The Advanced Section in Review

The practical takeaways, pitfalls, and quick-reference from the advanced section.

🎯 Core Goals

  • Consolidate the practical takeaways from the advanced section.
  • Walk away with things you can apply when building or evaluating LLM-powered tools.

This section covers how to make LLMs actually useful: giving them tools to act on the world, connecting them to your data so they answer from knowledge instead of guessing, and expanding what they can process beyond text. The biggest insight: most “AI failures” are actually failures to manage what you feed the LLM — and sometimes the tool doing the feeding is the real culprit.


🧠 7 Things to Remember

The LLM only outputs text — something else does the work When an LLM “sends an email” or “runs a search,” it’s actually outputting a formatted instruction that a surrounding system intercepts and executes. The LLM is the brain; you still need hands.

MCP is the USB-C for AI tools MCP (Model Context Protocol) standardizes how LLMs connect to external tools and data. Instead of custom integrations for every tool, one protocol connects them all — like USB-C replacing dozens of proprietary chargers.

Agents work in loops, not scripts Good agents cycle through: perceive the situation → plan what to do → act with a tool → observe the result → repeat. Bad agents follow a rigid script and fall apart when something unexpected happens.

RAG = search first, answer second Instead of asking the LLM to answer from memory (which hallucinates), RAG first searches your documents for relevant info, then has the LLM answer grounded in what it found. The quality of the search matters as much as the LLM.

Context engineering is just as important as model selection — and more often the problem Most AI failures are failures of context — bad prompts, wrong documents retrieved, too much or too little information. Before you blame the model, check what you’re feeding it.

“Memory” is just better context Personal AI features (ChatGPT Memory, Claude Projects) don’t give the LLM actual memory — they preload more context. The model still reads everything from scratch every time.

Understanding media ≠ generating media An LLM can describe what’s in a photo accurately, but generating a photorealistic image is a completely different (and harder) skill. Don’t assume one capability implies the other.

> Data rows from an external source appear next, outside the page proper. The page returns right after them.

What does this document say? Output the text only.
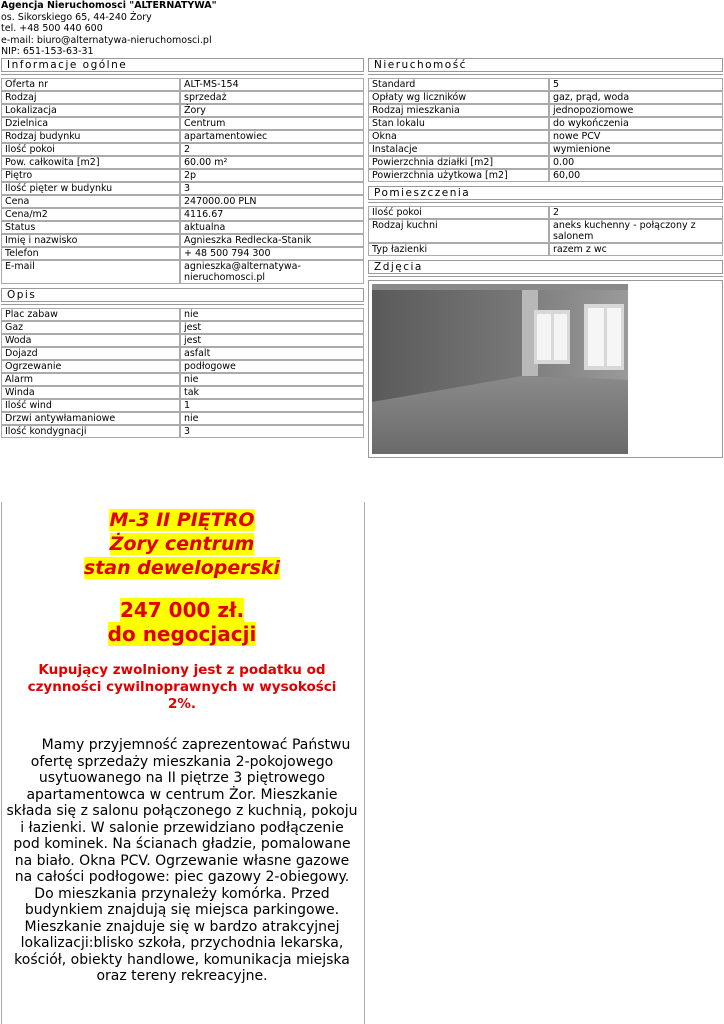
Agencja Nieruchomosci "ALTERNATYWA"
os. Sikorskiego 65, 44-240 Żory
tel. +48 500 440 600
e-mail: biuro@alternatywa-nieruchomosci.pl
NIP: 651-153-63-31
Informacje ogólne
Oferta nr	ALT-MS-154
Rodzaj	sprzedaż
Lokalizacja	Żory
Dzielnica	Centrum
Rodzaj budynku	apartamentowiec
Ilość pokoi	2
Pow. całkowita [m2]	60.00 m²
Piętro	2p
Ilość pięter w budynku	3
Cena	247000.00 PLN
Cena/m2	4116.67
Status	aktualna
Imię i nazwisko	Agnieszka Redlecka-Stanik
Telefon	+ 48 500 794 300
E-mail	agnieszka@alternatywa-nieruchomosci.pl
Opis
Plac zabaw	nie
Gaz	jest
Woda	jest
Dojazd	asfalt
Ogrzewanie	podłogowe
Alarm	nie
Winda	tak
Ilość wind	1
Drzwi antywłamaniowe	nie
Ilość kondygnacji	3
Nieruchomość
Standard	5
Opłaty wg liczników	gaz, prąd, woda
Rodzaj mieszkania	jednopoziomowe
Stan lokalu	do wykończenia
Okna	nowe PCV
Instalacje	wymienione
Powierzchnia działki [m2]	0.00
Powierzchnia użytkowa [m2]	60,00
Pomieszczenia
Ilość pokoi	2
Rodzaj kuchni	aneks kuchenny - połączony z salonem
Typ łazienki	razem z wc
Zdjęcia
M-3 II PIĘTRO
Żory centrum
stan deweloperski
247 000 zł.
do negocjacji
Kupujący zwolniony jest z podatku od czynności cywilnoprawnych w wysokości 2%.
Mamy przyjemność zaprezentować Państwu ofertę sprzedaży mieszkania 2-pokojowego usytuowanego na II piętrze 3 piętrowego apartamentowca w centrum Żor. Mieszkanie składa się z salonu połączonego z kuchnią, pokoju i łazienki. W salonie przewidziano podłączenie pod kominek. Na ścianach gładzie, pomalowane na biało. Okna PCV. Ogrzewanie własne gazowe na całości podłogowe: piec gazowy 2-obiegowy. Do mieszkania przynależy komórka. Przed budynkiem znajdują się miejsca parkingowe. Mieszkanie znajduje się w bardzo atrakcyjnej lokalizacji:blisko szkoła, przychodnia lekarska, kościół, obiekty handlowe, komunikacja miejska oraz tereny rekreacyjne.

The tools an LLM uses have their own limitations An LLM is only as reliable as the tools it depends on. The search engine might return outdated results, the database might have stale records, the file reader might garble a complex spreadsheet, and the transcription tool might mishear words. When you evaluate an LLM-powered system, ask not just “how good is the model?” but “what tools does it rely on, and what are their blind spots?” The chain is only as strong as its weakest link — and that link often isn’t the LLM itself.


🚨 9 Red Flags

“The LLM ran a search on its own.” — The LLM output a text instruction; the software around it intercepted and executed it. The product you’re using is a combination of the model AND the application layer. The model decides what to do; the application decides whether and how to do it. Don’t confuse one for the other.

Agents fail from bad planning, not bad tools. — A confused plan leads to wrong actions. The fix: start with a clearer prompt, not a better tool.

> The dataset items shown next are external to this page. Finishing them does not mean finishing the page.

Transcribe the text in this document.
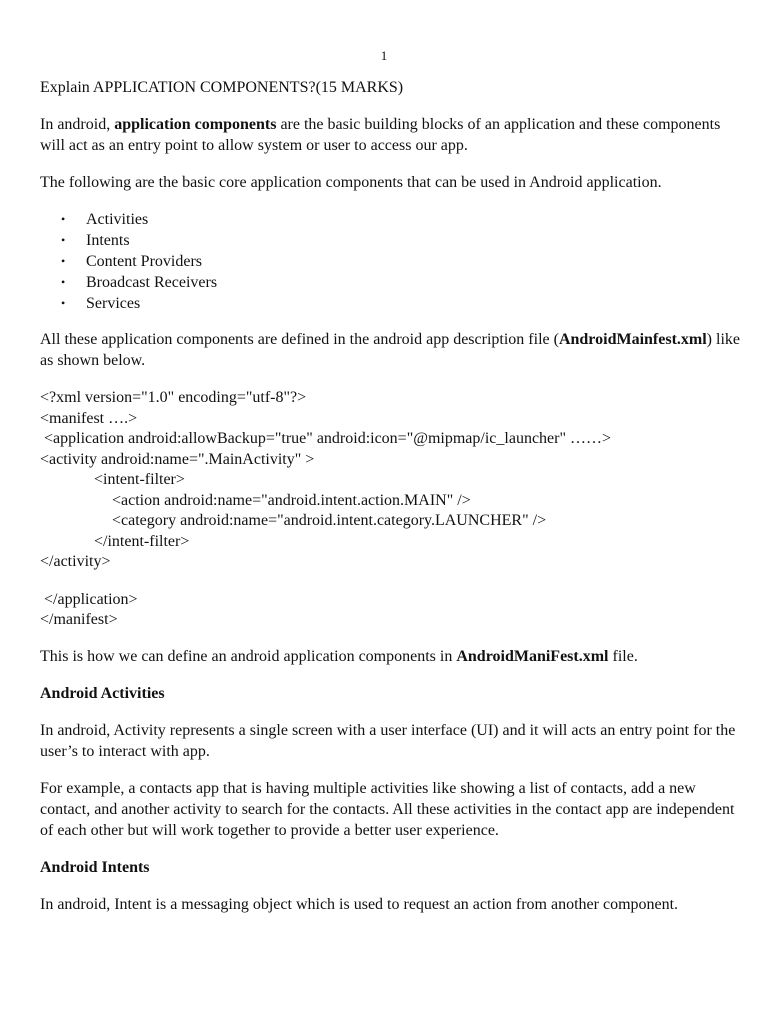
1

Explain APPLICATION COMPONENTS?(15 MARKS)

In android, application components are the basic building blocks of an application and these components will act as an entry point to allow system or user to access our app.

The following are the basic core application components that can be used in Android application.

• Activities
• Intents
• Content Providers
• Broadcast Receivers
• Services

All these application components are defined in the android app description file (AndroidMainfest.xml) like as shown below.

<?xml version="1.0" encoding="utf-8"?>
<manifest ….>
<application android:allowBackup="true" android:icon="@mipmap/ic_launcher" ……>
<activity android:name=".MainActivity" >
<intent-filter>
<action android:name="android.intent.action.MAIN" />
<category android:name="android.intent.category.LAUNCHER" />
</intent-filter>
</activity>
</application>
</manifest>

This is how we can define an android application components in AndroidManiFest.xml file.

Android Activities

In android, Activity represents a single screen with a user interface (UI) and it will acts an entry point for the user’s to interact with app.

For example, a contacts app that is having multiple activities like showing a list of contacts, add a new contact, and another activity to search for the contacts. All these activities in the contact app are independent of each other but will work together to provide a better user experience.

Android Intents

In android, Intent is a messaging object which is used to request an action from another component.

Leaving autonomous agents unsupervised with sensitive access. — Always start with high human oversight. Earn autonomy through proven reliability, not promises.

Old problems persist inside agents. — Hallucinations, context rot, and prompt injection are still real at every step of the agentic loop. Wrapping an LLM in tools doesn’t fix the LLM.

RAG reduces but doesn’t eliminate hallucination. — The LLM can still misread retrieved documents. Good retrieval quality is a new thing you need to monitor.

Building RAG when your data fits in one file. — If your knowledge base is small enough to paste into the context window, just paste it. RAG adds complexity you may not need.

Your data format is your real bottleneck — and the model may not have seen what you uploaded. — Between your file and the LLM’s response, the platform may run OCR, strip images, flatten layouts, or extract only a transcript from a video. Tables lose structure, multi-column text gets scrambled, diagrams disappear. The LLM answers confidently based on whatever survived that process — and won’t tell you what went missing. Simple formats (Markdown, plain text) always win.

A memory system that stores wrong info is worse than none. — Stale or incorrect facts make the LLM confidently wrong. A flawed memory system is more dangerous than starting fresh.

Blaming the LLM when the tool was the problem. — When an AI system gives you a wrong answer, the LLM might have been perfectly correct in its reasoning — but it was reasoning from tool output that was wrong, incomplete, or distorted. A search tool returning outdated information, a database with stale records, or a file reader that garbled the formatting — any of these will produce bad LLM output even with a perfect model. Before you switch models or rewrite prompts, check what the tools actually fed the LLM.


💡 Pro Tip

Use the LLM to design your setup, not just your prompts. Now that you know about tools, RAG, and context engineering, ask the LLM to help design the architecture itself. Example: “I want an LLM to answer questions from my product docs. Should I use RAG, paste everything, or fine-tune? Help me decide based on my constraints.”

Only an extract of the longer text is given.